Rosanna muss sich das wie in einem Café oder Club vorstellen: In der Mitte auf der Tanzfläche tummeln sich die Politiker. Am Rande stehen die Journalisten und beobachten die Politiker. Nun gibt es allerdings an einem kleinen Extratischchen noch eine paar sehr spezielle Gestalten: die Satiriker. Die Satiriker schauen sich sowohl die Politiker als auch die Journalisten an und machen sich über deren selbstverliebte Hampeleien lustig. Für die Satiriker verletzen diese öffentlichen Peinlichkeiten die Vernunft. Aus moralischer Notwehr greifen Satiriker deshalb auch die persönlichen Schwächen ihrer Gegner auf und an und entlarven sie als das, was sie sind: Dummheiten. Was Satiriker nicht gerade beliebt macht. Denn wer die Wahrheit sagt, der macht sich Feinde. Aber das nur am Rande.

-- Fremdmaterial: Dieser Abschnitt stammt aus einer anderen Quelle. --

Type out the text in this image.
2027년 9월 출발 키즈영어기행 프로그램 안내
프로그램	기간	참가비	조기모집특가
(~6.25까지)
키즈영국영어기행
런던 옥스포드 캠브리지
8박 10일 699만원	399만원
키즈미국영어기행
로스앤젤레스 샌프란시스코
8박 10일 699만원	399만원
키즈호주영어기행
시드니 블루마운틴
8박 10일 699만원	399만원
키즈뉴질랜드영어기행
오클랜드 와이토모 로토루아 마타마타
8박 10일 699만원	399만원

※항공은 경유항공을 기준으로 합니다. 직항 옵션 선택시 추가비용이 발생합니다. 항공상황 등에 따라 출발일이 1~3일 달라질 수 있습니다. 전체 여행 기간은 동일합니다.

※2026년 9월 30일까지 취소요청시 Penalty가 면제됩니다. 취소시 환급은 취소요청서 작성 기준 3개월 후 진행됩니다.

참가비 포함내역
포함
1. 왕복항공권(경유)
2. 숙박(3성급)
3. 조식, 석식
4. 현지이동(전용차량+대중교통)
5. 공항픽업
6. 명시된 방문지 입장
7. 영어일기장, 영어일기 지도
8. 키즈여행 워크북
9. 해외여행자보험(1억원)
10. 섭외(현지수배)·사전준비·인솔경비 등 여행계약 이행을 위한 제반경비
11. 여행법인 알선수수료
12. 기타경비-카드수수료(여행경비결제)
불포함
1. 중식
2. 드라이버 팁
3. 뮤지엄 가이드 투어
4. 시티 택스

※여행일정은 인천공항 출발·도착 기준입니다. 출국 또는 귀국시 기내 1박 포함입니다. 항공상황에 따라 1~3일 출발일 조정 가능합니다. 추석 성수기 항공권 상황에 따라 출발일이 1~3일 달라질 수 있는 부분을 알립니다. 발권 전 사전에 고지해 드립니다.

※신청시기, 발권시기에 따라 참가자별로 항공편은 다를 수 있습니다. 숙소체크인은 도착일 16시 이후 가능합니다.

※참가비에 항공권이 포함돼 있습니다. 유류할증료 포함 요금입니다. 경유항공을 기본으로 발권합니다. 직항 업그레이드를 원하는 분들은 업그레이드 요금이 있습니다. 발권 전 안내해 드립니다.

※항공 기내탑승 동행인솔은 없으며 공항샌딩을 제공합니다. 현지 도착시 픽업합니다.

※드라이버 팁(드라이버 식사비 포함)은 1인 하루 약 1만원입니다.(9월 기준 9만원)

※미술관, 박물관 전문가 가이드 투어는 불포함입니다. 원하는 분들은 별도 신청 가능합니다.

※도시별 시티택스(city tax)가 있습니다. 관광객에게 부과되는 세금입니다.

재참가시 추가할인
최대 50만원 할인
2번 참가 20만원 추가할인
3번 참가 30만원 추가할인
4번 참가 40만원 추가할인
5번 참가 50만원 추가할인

Die Satire darf bekanntlich alles, also könnten Satiriker sogar über ihre Leser schreiben. Leser wie Rosanna. Dann müsste der Satiriker eigentlich seine komischen Mittel benutzen und zum Beispiel behaupten, dass Rosanna riesiggroße Füße hat oder zu feucht herumknutscht, weshalb ihr dauernd die mambaartigen Dreadlocks zu Berge stehen, was ihr dann sicher total peinlich wäre, weil es alle Welt erführe. Aber der Satiriker kennt Rosanna ja gar nicht, deshalb kann er nicht wie üblich die Dinge zuspitzen. Denn die Satire braucht immer eine Stoßrichtung von unten nach oben. Der Satiriker schlägt aber nie auf Schwächere ein, sondern sucht sich immer mächtigere Gegner. Rosanna ist jedoch eine normale Schülerin, die vermutlich gerade verblüfft diesen Artikel über sich liest, weil sie nicht weiß, dass jemand aus ihrer Familie gemeinsame Sache mit dem Satiriker gemacht und sich gewünscht hat, Rosanna solle doch einmal erklärt werden, was eine Satire ist und wie man in eine hineingerät.

Schade, dass dies kein Fernsehen ist, sondern eine Zeitung. Leider können wir Rosanna und ihre Reaktion jetzt nicht sehen.